In 2005, as part of the Greater Baltimore Bus Initiative, a comprehensive overhaul plan for the region's transit system, MTA proposed once again to discontinue Route 91, and for the service to be absorbed by other routes, primarily by modifying Route 15 to Sinai Hospital. This plan was scrapped as a result of public outcry, especially because no bus service would have been provided on Eutaw Place in Bolton Hill.

In 2006, as part of phase II of GBBI, MTA proposed for Route 91 to remain on its current route at a reduced frequency, and for a new Route M-5 to operate from the Mt. Washington Light Rail Stop to Penn-North Metro Subway Station with overlapping service between Pimlico and Penn-North. Such a plan is yet to be implemented, and GBBI was canceled in 2007.

===BaltimoreLink===
In 2015, Governor Larry Hogan announced an initial proposal for an overhaul to the local bus system in Baltimore which constituted a drastic transformation of the network. This proposal included 12 color-coded high frequency routes and lower frequency routes which did not serve all of the same corridors served by the existing bus network or the streetcar network it was modeled after before it. Residents of Northwest Baltimore noted that service along Garrison Boulevard between Walbrook and Rogers Avenue Metro station was proposed to be eliminated, and State Senator Lisa A. Gladden spoke out against the proposal, stating that it would be unfair to leave residents of her district with walking long distances along Garrison or from a stop on a route serving another corridor. The exclusion of the Garrison Boulevard route and the Greenmount Avenue route (CityLink Red) were seen as some of the most glaring omissions from the plan, as these had long been some of the system's most heavily utilized routes. In response to the public reaction to the initial proposal, the MTA revised 86 percent of the proposed routes before arriving something resembled the city's long standing bus network, which mimicked the streetcar routes which came before them. A new plan for the Garrison Boulevard route released in 2016 featured the re-introduction of a downtown connection to Baltimore City Hall.

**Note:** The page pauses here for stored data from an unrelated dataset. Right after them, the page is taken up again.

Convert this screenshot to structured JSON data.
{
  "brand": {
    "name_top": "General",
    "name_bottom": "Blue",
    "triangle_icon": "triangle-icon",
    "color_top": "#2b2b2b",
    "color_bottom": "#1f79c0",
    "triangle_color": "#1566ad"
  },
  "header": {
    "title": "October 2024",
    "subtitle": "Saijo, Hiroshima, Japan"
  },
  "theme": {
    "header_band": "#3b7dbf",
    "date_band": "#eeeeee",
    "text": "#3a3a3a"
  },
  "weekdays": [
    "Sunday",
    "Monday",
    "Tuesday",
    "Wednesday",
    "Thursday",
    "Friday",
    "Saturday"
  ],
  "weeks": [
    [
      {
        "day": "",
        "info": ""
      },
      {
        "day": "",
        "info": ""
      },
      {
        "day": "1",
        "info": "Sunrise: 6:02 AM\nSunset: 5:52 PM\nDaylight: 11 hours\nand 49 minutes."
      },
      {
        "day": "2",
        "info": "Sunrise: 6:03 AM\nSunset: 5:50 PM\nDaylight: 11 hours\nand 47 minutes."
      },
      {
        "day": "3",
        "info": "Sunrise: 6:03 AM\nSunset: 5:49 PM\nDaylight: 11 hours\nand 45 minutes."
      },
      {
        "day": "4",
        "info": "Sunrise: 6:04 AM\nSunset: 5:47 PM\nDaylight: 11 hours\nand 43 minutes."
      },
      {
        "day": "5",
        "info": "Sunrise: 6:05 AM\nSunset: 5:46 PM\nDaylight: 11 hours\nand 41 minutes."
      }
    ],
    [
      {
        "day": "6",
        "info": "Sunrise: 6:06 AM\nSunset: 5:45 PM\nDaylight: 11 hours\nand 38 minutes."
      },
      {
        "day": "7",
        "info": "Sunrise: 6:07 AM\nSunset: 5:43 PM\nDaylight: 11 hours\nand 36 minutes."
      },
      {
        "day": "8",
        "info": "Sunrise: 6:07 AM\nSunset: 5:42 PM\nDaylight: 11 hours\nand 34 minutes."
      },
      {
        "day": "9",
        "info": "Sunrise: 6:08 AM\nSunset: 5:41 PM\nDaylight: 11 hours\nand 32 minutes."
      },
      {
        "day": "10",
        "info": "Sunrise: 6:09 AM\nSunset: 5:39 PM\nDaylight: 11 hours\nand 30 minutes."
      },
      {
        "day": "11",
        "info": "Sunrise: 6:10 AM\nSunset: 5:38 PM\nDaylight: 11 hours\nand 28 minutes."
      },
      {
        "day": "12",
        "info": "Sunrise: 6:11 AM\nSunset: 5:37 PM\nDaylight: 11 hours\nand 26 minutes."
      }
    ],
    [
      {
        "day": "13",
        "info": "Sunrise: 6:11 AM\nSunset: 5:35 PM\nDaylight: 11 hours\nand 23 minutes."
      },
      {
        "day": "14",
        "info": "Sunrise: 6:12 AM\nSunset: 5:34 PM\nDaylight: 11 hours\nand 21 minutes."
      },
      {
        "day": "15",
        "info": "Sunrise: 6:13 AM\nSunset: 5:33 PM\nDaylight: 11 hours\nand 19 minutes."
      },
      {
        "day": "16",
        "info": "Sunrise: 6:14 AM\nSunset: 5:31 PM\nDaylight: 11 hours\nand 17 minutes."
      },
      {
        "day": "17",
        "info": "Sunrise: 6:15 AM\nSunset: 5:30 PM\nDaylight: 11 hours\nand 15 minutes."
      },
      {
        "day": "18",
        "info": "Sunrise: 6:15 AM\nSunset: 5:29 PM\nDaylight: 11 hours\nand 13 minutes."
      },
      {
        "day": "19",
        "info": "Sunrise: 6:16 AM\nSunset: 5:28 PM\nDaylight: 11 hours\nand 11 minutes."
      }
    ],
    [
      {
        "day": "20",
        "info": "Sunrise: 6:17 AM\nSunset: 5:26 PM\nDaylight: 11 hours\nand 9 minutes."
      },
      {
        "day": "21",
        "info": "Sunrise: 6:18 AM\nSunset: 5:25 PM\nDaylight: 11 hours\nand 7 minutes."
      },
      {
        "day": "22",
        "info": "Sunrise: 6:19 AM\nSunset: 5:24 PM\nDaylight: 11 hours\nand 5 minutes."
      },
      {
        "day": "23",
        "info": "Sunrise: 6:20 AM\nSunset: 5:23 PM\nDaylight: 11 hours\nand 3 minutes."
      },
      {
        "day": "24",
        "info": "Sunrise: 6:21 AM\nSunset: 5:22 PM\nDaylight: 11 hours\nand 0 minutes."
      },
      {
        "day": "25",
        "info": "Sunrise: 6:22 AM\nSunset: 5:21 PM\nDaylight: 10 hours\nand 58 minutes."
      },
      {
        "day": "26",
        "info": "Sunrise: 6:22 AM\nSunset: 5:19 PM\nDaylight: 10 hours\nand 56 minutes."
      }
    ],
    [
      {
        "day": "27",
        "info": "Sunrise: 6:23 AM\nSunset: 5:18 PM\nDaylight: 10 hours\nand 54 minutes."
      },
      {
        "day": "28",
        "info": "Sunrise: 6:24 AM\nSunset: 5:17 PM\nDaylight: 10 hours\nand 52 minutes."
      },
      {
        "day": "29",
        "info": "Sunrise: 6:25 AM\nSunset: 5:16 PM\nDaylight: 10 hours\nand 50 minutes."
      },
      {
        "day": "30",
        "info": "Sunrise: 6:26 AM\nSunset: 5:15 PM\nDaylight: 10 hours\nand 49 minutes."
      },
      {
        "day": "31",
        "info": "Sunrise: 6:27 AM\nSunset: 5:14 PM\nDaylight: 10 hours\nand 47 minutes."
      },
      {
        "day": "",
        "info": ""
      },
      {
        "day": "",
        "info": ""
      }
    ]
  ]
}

== Proposed infrastructure ==
The LocalLink 80 is one of the routes the MTA has selected as a candidate for making substantial infrastructure changes to the roads it travels on, based on assessments of inefficiencies introduced by the built environment and on the amount of riders who would stand to benefit from improved service. This proposal follows the completion of the "North Avenue Rising" project in 2021, which saw the resurfacing of North Avenue and installation of bus lanes to serve the CityLink Gold route.